[The Peace Negotiations by Robert Lansing]@TWC D-Link bookThe Peace Negotiations CHAPTER XIII 4/12
To whom will the sovereignty pass? "If the reply is, 'The League of Nations,' the question is: Does the League possess the attributes of an independent state so that it can function as an owner of territory? If so, what is it? A world state? "If the League does not constitute a world state, then the sovereignty would have to pass to some national state.
What national state? What would be the relation of the national state to the League? "If the League is to receive title to the sovereignty, what officers of the League are empowered to receive it and to transfer its exercise to a mandatory? "What form of acceptance should be adopted? "Would every nation which is a member of the League have to give its representatives full powers to accept the title? "Assuming that certain members decline to issue such powers or to accept title as to one or more of the territories, what relation would those members have to the mandatory named ?" There is no attempt in the memorandum to analyze or classify the queries raised, and, as I review them in the light of the terms of the Treaty of Versailles, I do not think that some of them can be asked with any helpful purpose.
On the other hand, many of the questions, I believe the large majority, were as pertinent after the Treaty was completed as they were when the memorandum was made. As Colonel House was the other member of the Commission on the League of Nations and would have to consider the practicability and expediency of including the mandatory system in the Covenant, I read the memorandum to him stating that I had orally presented most of the questions to the President who characterized them as "legal technicalities" and for that reason unimportant.
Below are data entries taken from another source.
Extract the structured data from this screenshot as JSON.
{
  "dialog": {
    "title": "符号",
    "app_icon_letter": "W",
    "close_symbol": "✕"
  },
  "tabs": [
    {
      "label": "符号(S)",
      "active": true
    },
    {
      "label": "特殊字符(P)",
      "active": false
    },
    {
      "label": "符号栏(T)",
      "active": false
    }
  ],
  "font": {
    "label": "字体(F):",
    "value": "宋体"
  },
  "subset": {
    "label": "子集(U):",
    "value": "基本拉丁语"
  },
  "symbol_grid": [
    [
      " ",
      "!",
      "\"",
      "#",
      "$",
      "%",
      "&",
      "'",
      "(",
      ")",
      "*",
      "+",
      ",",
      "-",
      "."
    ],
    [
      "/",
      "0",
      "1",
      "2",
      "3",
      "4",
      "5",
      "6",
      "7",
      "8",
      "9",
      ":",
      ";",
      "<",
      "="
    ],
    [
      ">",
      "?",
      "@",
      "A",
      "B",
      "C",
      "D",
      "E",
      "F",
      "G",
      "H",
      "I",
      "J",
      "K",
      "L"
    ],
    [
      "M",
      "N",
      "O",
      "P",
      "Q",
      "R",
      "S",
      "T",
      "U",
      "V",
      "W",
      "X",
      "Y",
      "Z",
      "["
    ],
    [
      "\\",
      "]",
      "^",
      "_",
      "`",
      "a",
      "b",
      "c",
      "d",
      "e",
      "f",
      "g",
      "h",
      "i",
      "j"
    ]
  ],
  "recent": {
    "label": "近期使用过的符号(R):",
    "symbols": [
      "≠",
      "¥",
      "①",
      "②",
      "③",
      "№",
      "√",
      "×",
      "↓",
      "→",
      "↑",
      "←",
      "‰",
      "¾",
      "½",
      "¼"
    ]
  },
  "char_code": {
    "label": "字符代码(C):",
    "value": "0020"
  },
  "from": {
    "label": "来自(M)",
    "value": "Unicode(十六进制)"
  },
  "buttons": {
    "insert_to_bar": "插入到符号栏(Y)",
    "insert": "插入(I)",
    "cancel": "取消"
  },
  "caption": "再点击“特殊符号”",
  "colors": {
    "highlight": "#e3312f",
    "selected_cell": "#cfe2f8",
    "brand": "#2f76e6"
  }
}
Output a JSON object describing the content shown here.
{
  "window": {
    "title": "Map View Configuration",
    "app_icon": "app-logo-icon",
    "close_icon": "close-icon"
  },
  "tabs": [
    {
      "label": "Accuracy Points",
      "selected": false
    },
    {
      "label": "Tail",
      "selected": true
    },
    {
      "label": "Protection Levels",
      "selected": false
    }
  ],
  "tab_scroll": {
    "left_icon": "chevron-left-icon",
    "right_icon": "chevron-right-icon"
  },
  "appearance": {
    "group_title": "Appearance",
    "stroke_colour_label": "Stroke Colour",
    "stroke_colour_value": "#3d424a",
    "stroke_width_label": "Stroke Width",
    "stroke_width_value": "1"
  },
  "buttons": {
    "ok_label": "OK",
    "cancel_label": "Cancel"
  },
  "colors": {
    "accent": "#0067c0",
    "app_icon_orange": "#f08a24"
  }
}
I said to the Colonel that I differed with the President, as I hoped he did, not only as to the importance of considering the difficulties raised by the questions before the system of mandates was adopted, but also as to the importance of viewing from every standpoint the wisdom of the system and the difficulties that might arise in its practical operation.
I stated that, in my opinion, a simpler and better plan was to transfer the sovereignty over territory to a particular nation by a treaty of cession under such terms as seemed wise and, in the case of some of the newly erected states, to have them execute treaties accepting protectorates by Powers mutually acceptable to those states and to the League of Nations. Colonel House, though he listened attentively to the memorandum and to my suggestions, did not seem convinced of the importance of the questions or of the advantages of adopting any other plan than that of the proposed mandatory system.